Eloge funèbre Elisa MARIÉ
02/04/1930 - 14/06/2024
Nous sommes tous réunis aujourd’hui pour t’honorer
Elisa MARIÉ née GAUDIERO.
Ceux qui t’ont connue vont se rappeler de toi comme d’une belle femme douce et tranquille qui savait réconforter par des mots d’apaisement et d’encouragement.
Moi je peux dire que tu avais aussi en toi une force peu commune pour vivre jusqu’à l’âge de 94 ans, en assumant toute seule les courses, ton intérieur parfaitement tenu, tes bricolages dont tu te faisais une fierté de me les raconter le soir au téléphone ou de rouspéter après le gouvernement ou la guerre ou me rappeler les fêtes ou les anniversaires des uns et des autres…
Régulièrement, tu allais jusqu’au marché avec ton caddie et ta canne et dès que tu le pouvais, tu nous recevais chez toi pour un bon repas préparé avec soin : « c’est bien meilleur qu’au restaurant, disais-tu » !!!
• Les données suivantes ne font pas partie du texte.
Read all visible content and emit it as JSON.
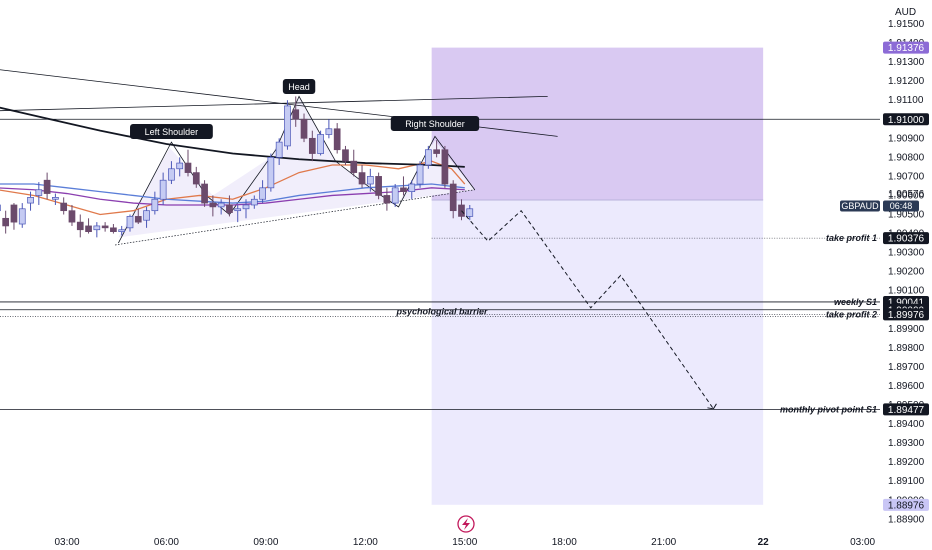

Car tu savais nous régaler d’une de ces recettes dont tu gardais le secret grâce à ton tour de main inégalé. Pas une cuisine sophistiquée, non, mais une cuisine familiale comme par exemple tes fameuses escalopes panées chères à Guillaume ou des recettes italiennes excellentes préparées avec amour grâce à des produits frais que tu allais choisir tout exprès chez les meilleurs commerçants. Tu t’en faisais un devoir, un honneur, un plaisir !…
Ton enfance entourée uniquement de ta mère et de tes 3 sœurs à partir de l’adolescence, a fait de toi une femme forte mais mélancolique et solitaire aussi, entièrement tournée vers ta famille que tu avais créée avec ton mari Tony, notre papa, et ses trois enfants : ma sœur Christiane aujourd’hui disparue, moi Odile et puis Alain mon frère. Nous étions ton espace, tes préoccupations quotidiennes, tes espoirs, tes chagrins, nous étions détenteurs d’un amour inconditionnel.
Tu aurais souhaité que chacun de nous 3 soit heureux encore plus que ce que tu as pu l’être …
Papa a su te protéger dans un bien-être matériel inconnu jusqu’à lui. Mais pas de superflu. Pas de vacances juste le quotidien.
Tes seules vraies vacances à 2 furent en Italie lors de votre voyage de noces : tu t’en souvenais encore et tu nous en parlais régulièrement.
Tout comme tes tours de vélo dans la ville d’Aix pendant la guerre, qui furent ces seuls moments vraiment sportifs…
Ainsi peut-être avais-tu besoin de te remémorer ces moments-là pour te mettre sur un pied d’égalité avec nous qui avons eu une vie différente si riche d’évènements et de toutes sortes de choses.
Tout comme l’école que tu affectionnais, mais où tu n’as pas pu aller sereinement, car bien que née à Marseille, tu étais considérée comme une immigrée italienne, une BABI. D’ailleurs tu as commencé à parler français seulement à l’âge de 9 ans en 1939 en entrant à l’école de la Belle de Mai.
Les 3 années d’école qui ont suivi, tu nous a toujours dit qu’elles t’avaient semblées bien trop courtes. Bonne élève, tu as obtenu ton Certificat de Fin d’études avec mention et tu aurais tant voulu continuer…
Mais la guerre en a décidé autrement
Tu es partie avec tes parents pour Aix-en-Provence pour échapper aux bombardements.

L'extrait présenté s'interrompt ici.